The opposition to any unilateral change to the status quo in the Taiwan Strait, regardless of whether such a change would be the result of China's armed threats or Taiwan changing any of the symbols of sovereignty, represents the spirit of US cross-strait policy. "Not supporting" Taiwanese independence and "opposing" Chinese military action against Taiwan cannot be separated. In other words, the essence of US policy must be an unbiased "neither arms nor independence."

China has deployed 496 missiles across the Taiwan Strait and frequently sent its warships near our waters. China's threat to Taiwan far surpasses that of the former Soviet Union to the US when it deployed missiles in Cuba during the Cold War. Then US president John Kennedy did not hesitate to bring the world to the brink of nuclear war to make Moscow remove the missiles.

Threatened by China, Taiwan is justified in holding a defensive referendum to express the people's discontent.

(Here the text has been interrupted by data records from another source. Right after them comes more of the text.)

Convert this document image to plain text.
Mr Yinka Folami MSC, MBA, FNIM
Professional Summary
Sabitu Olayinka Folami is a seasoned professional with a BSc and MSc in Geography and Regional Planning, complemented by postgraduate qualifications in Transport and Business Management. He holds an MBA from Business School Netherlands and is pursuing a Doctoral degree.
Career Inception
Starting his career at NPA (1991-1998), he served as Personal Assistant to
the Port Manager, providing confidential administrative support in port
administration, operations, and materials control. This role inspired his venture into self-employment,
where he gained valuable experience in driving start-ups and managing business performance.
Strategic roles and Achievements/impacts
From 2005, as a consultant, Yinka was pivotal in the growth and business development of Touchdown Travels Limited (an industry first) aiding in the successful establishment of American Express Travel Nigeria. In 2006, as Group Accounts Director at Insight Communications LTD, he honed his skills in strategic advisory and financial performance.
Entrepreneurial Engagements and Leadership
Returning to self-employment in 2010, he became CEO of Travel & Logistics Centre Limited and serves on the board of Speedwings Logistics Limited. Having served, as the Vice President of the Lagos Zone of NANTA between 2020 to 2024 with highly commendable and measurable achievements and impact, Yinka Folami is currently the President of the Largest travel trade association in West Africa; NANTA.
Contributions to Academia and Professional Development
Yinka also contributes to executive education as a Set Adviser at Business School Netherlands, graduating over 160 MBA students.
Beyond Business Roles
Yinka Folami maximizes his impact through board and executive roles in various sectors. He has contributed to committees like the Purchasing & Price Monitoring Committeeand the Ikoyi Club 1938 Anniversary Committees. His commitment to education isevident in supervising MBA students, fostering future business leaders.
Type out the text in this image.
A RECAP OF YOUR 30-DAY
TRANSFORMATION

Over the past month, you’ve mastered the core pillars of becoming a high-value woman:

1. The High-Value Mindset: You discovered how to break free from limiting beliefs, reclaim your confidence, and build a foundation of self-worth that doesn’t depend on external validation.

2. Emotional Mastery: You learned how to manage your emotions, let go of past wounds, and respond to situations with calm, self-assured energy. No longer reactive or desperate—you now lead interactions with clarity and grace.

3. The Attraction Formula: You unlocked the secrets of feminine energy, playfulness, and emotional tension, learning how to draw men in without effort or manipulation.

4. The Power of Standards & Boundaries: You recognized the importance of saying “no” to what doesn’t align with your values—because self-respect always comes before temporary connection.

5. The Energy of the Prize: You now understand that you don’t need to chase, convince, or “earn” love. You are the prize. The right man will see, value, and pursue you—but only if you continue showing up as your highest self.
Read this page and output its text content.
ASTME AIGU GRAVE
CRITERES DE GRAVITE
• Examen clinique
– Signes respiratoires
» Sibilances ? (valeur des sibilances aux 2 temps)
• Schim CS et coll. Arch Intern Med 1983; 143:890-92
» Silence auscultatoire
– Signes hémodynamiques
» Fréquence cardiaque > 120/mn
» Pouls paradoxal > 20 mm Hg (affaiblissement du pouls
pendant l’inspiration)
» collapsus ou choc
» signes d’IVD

What the US opposes is a referendum to change the status quo. The government has clarified that the defensive referendum will not touch upon the independence-unification issue and Chen's "five noes" policy. Rather, it will maintain the status quo. Since this is in line with the US' cross-strait policy, Washington should have no reason to oppose it. The US Congress has also expressed its respect for the Taiwanese people's decision regarding their future.